Fascinating and bold proposal by Professor Paul Janicke of the University of Houston Law Center to fix the U.S. patent system:
(1) Continue to allow prosecution of as many claims as desired, but after allowance require the applicant to choose no more than three for issuance. During the first three years from grant, attacks on these claims can be made in the PTO or the courts, to the same extent as now. After three years from the issue date, validity of the claims becomes incontestable.
(2) In exchange for (1), the remedy of permanent injunction disappears, except in ANDA cases. It will be replaced by a revised financial remedy: equitable sharing in the infringer’s revenues from the infringing activity, as set by the judge.

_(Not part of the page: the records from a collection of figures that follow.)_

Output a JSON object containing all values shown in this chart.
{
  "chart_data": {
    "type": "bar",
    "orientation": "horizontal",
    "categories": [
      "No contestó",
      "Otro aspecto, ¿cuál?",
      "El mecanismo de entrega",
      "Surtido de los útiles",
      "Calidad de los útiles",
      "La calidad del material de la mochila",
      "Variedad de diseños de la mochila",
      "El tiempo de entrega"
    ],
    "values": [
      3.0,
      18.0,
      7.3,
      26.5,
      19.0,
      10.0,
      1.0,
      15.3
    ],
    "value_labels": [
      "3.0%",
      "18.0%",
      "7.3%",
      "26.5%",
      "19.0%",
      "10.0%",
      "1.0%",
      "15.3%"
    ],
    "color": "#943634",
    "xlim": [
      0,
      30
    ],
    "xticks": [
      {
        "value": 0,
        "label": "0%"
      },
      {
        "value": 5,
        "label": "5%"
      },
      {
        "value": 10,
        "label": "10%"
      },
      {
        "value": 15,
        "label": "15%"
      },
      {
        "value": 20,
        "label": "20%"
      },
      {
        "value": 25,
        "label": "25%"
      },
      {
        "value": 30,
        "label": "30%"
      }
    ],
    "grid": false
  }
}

He anticipates the objections but argues radical change is needed. And it is certainly appealing to think about a fundamental rebalancing. The patent system is broken.
The hype cycle of cryptocurrency may be hitting another inflection point. I tend to believe it’s going to stay down for some time.
The Economist reports:
Economists define a currency as something that can be at once a medium of exchange, a store of value and a unit of account. Lack of adoption and loads of volatility mean that cryptocurrencies satisfy none of those criteria. That does not mean they are going to go away (though scrutiny from regulators concerned about the fraud and sharp practice that is rife in the industry may dampen excitement in future). But as things stand there is little reason to think that cryptocurrencies will remain more than an overcomplicated, untrustworthy casino.